Re: Concern for grandchildren
I haven't been here for about a week and I didn't catch your earlier posts, but from your previous post, I got an idea of what the kids are experiencing and I'll try to elaborate on the experience of a child. I grew up in a dysfunctional family and my parents first separated when I was 15 and divorced years later (of course, divorce comes from dysfunctional families). I suffered 51 years of suicidal
Depression (not uncommon among children of divorced parents) until last year I became the last living member of my family. All my life I had a feeling that something was wrong (I didn't know where or how anything would be wrong or even if it was a "true" feeling). I never knew what that feeling was, but somehow it was very strong. A few years ago I heard a "man" talk about being the victim of his divorce and wondered how his children would be affected. Then I realized that they will have that feeling also. Not to be melodramatic, but, in short, I am a "man without a country" and could never fully relate/connect MY reality to society (kind of like a "fourth wall", term used in theater for the difference between stage/character reality and audience reality).

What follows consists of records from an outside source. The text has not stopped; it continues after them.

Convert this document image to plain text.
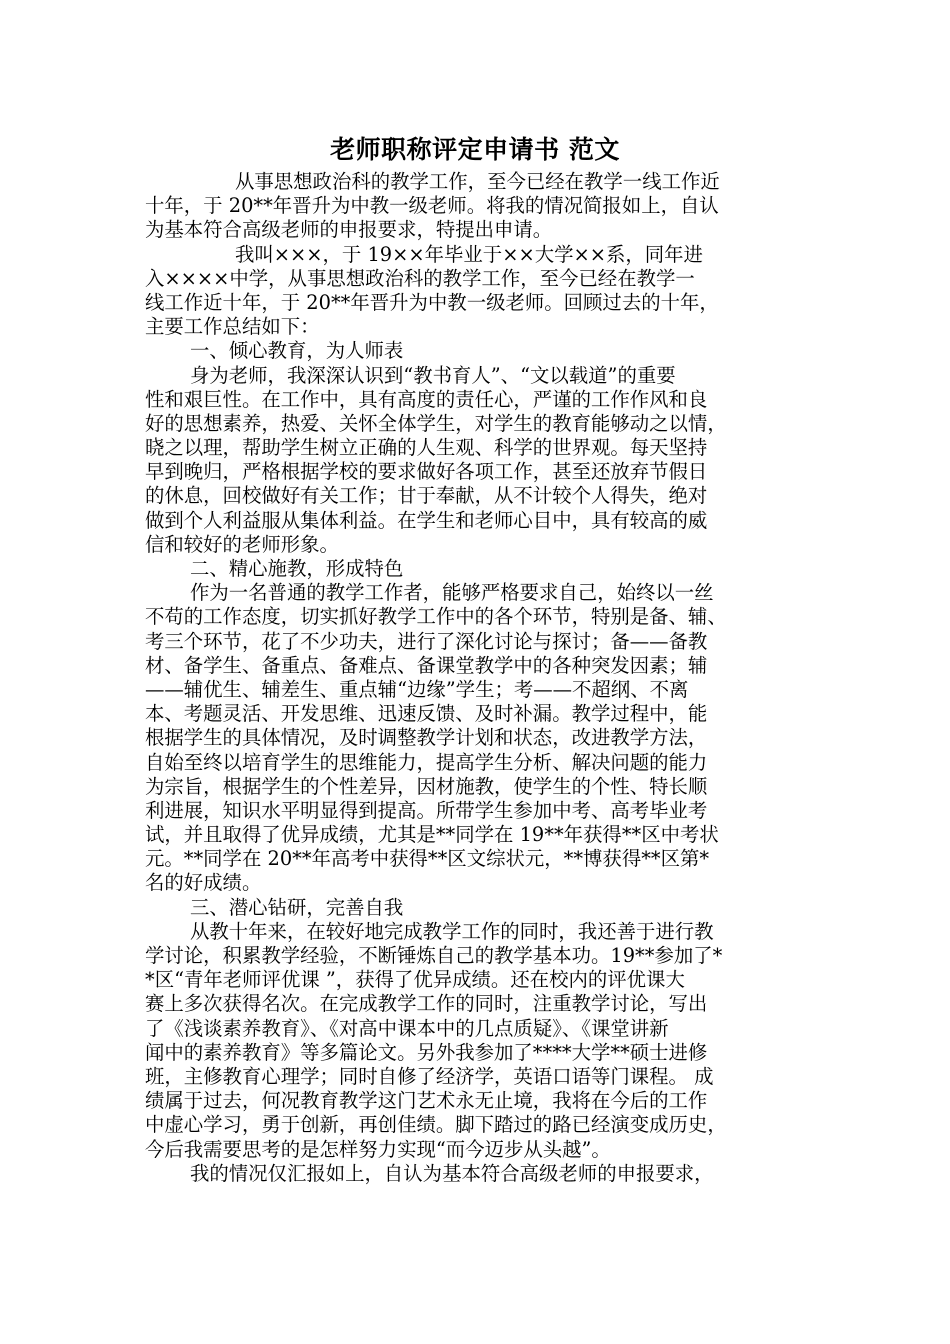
老师职称评定申请书 范文
从事思想政治科的教学工作，至今已经在教学一线工作近
十年，于 20**年晋升为中教一级老师。将我的情况简报如上，自认
为基本符合高级老师的申报要求，特提出申请。
我叫×××，于 19××年毕业于××大学××系，同年进
入××××中学，从事思想政治科的教学工作，至今已经在教学一
线工作近十年，于 20**年晋升为中教一级老师。回顾过去的十年，
主要工作总结如下：
一、倾心教育，为人师表
身为老师，我深深认识到“教书育人”、“文以载道”的重要
性和艰巨性。在工作中，具有高度的责任心，严谨的工作作风和良
好的思想素养，热爱、关怀全体学生，对学生的教育能够动之以情，
晓之以理，帮助学生树立正确的人生观、科学的世界观。每天坚持
早到晚归，严格根据学校的要求做好各项工作，甚至还放弃节假日
的休息，回校做好有关工作；甘于奉献，从不计较个人得失，绝对
做到个人利益服从集体利益。在学生和老师心目中，具有较高的威
信和较好的老师形象。
二、精心施教，形成特色
作为一名普通的教学工作者，能够严格要求自己，始终以一丝
不苟的工作态度，切实抓好教学工作中的各个环节，特别是备、辅、
考三个环节，花了不少功夫，进行了深化讨论与探讨；备——备教
材、备学生、备重点、备难点、备课堂教学中的各种突发因素；辅
——辅优生、辅差生、重点辅“边缘”学生；考——不超纲、不离
本、考题灵活、开发思维、迅速反馈、及时补漏。教学过程中，能
根据学生的具体情况，及时调整教学计划和状态，改进教学方法，
自始至终以培育学生的思维能力，提高学生分析、解决问题的能力
为宗旨，根据学生的个性差异，因材施教，使学生的个性、特长顺
利进展，知识水平明显得到提高。所带学生参加中考、高考毕业考
试，并且取得了优异成绩，尤其是**同学在 19**年获得**区中考状
元。**同学在 20**年高考中获得**区文综状元，**博获得**区第*
名的好成绩。
三、潜心钻研，完善自我
从教十年来，在较好地完成教学工作的同时，我还善于进行教
学讨论，积累教学经验，不断锤炼自己的教学基本功。19**参加了*
*区“青年老师评优课 ”，获得了优异成绩。还在校内的评优课大
赛上多次获得名次。在完成教学工作的同时，注重教学讨论，写出
了《浅谈素养教育》、《对高中课本中的几点质疑》、《课堂讲新
闻中的素养教育》等多篇论文。另外我参加了****大学**硕士进修
班，主修教育心理学；同时自修了经济学，英语口语等门课程。 成
绩属于过去，何况教育教学这门艺术永无止境，我将在今后的工作
中虚心学习，勇于创新，再创佳绩。脚下踏过的路已经演变成历史，
今后我需要思考的是怎样努力实现“而今迈步从头越”。
我的情况仅汇报如上，自认为基本符合高级老师的申报要求，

Months later, I noticed that I never had that feeling again after I realized that the feeling was not because I had done something wrong (I was not at fault for anything).

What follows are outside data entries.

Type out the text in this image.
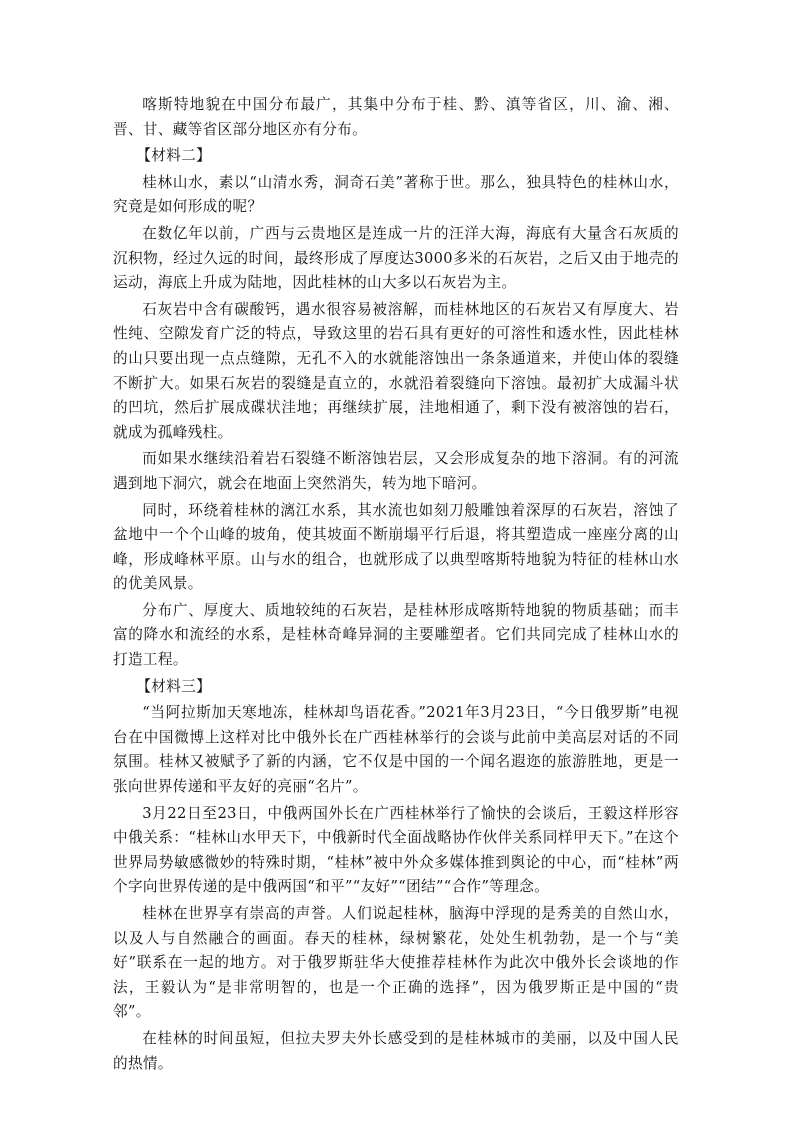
喀斯特地貌在中国分布最广，其集中分布于桂、黔、滇等省区，川、渝、湘、晋、甘、藏等省区部分地区亦有分布。

【材料二】

桂林山水，素以“山清水秀，洞奇石美”著称于世。那么，独具特色的桂林山水，究竟是如何形成的呢？

在数亿年以前，广西与云贵地区是连成一片的汪洋大海，海底有大量含石灰质的沉积物，经过久远的时间，最终形成了厚度达3000多米的石灰岩，之后又由于地壳的运动，海底上升成为陆地，因此桂林的山大多以石灰岩为主。

石灰岩中含有碳酸钙，遇水很容易被溶解，而桂林地区的石灰岩又有厚度大、岩性纯、空隙发育广泛的特点，导致这里的岩石具有更好的可溶性和透水性，因此桂林的山只要出现一点点缝隙，无孔不入的水就能溶蚀出一条条通道来，并使山体的裂缝不断扩大。如果石灰岩的裂缝是直立的，水就沿着裂缝向下溶蚀。最初扩大成漏斗状的凹坑，然后扩展成碟状洼地；再继续扩展，洼地相通了，剩下没有被溶蚀的岩石，就成为孤峰残柱。

而如果水继续沿着岩石裂缝不断溶蚀岩层，又会形成复杂的地下溶洞。有的河流遇到地下洞穴，就会在地面上突然消失，转为地下暗河。

同时，环绕着桂林的漓江水系，其水流也如刻刀般雕蚀着深厚的石灰岩，溶蚀了盆地中一个个山峰的坡角，使其坡面不断崩塌平行后退，将其塑造成一座座分离的山峰，形成峰林平原。山与水的组合，也就形成了以典型喀斯特地貌为特征的桂林山水的优美风景。

分布广、厚度大、质地较纯的石灰岩，是桂林形成喀斯特地貌的物质基础；而丰富的降水和流经的水系，是桂林奇峰异洞的主要雕塑者。它们共同完成了桂林山水的打造工程。

【材料三】

“当阿拉斯加天寒地冻，桂林却鸟语花香。”2021年3月23日，“今日俄罗斯”电视台在中国微博上这样对比中俄外长在广西桂林举行的会谈与此前中美高层对话的不同氛围。桂林又被赋予了新的内涵，它不仅是中国的一个闻名遐迩的旅游胜地，更是一张向世界传递和平友好的亮丽“名片”。

3月22日至23日，中俄两国外长在广西桂林举行了愉快的会谈后，王毅这样形容中俄关系：“桂林山水甲天下，中俄新时代全面战略协作伙伴关系同样甲天下。”在这个世界局势敏感微妙的特殊时期，“桂林”被中外众多媒体推到舆论的中心，而“桂林”两个字向世界传递的是中俄两国“和平”“友好”“团结”“合作”等理念。

桂林在世界享有崇高的声誉。人们说起桂林，脑海中浮现的是秀美的自然山水，以及人与自然融合的画面。春天的桂林，绿树繁花，处处生机勃勃，是一个与“美好”联系在一起的地方。对于俄罗斯驻华大使推荐桂林作为此次中俄外长会谈地的作法，王毅认为“是非常明智的，也是一个正确的选择”，因为俄罗斯正是中国的“贵邻”。

在桂林的时间虽短，但拉夫罗夫外长感受到的是桂林城市的美丽，以及中国人民的热情。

Divorce (or separation, dysfunctional SET of parents, lack of family integrity and harmony,...NON-INTEGRAL family) means that the child will have the inability to claim a strong family heritage/lineage and not consider themselves a viable part of society. She places all belief and understanding of what is normal and proper living in her parents. In other words, she thinks it is normal, proper and good to be "ragged out" by her father and will continue to think that she should be belittled and ridiculed (and criticized for every discrepancy) for life until she is taught that it is wrong that she be treated like this BY ANYONE,...but she also needs to understand that THIS IS NOT THE PROPER WAY OF LOVE. She is being CONDITIONED (not intentionally for SOCIAL living, but a narcissist does condition their victims to accept future mistreatment) and will feel obligated to always accept mistreatment from strangers and "friends". You will have to let her KNOW and understand that she doesn't deserve to recieve ridicule and belittlement (care must be taken for your own safety, get the mother on your side and make sure she understands to take your back if he gets mad at you). Lack of self-esteem is not the issue, it is more important than that, it is SELF-PERSECUTION (self-abasement) for every imaginable violation of what others might consider proper (she will pick on herself incessantly). She can survive mistreatment as long as she knows and understands that she does not deserve mistreatment, but also needs to understand that she is not at fault. Explain this to her and never let her forget it (you will save her life).
Teach her to know herSELF so she can establish her identity.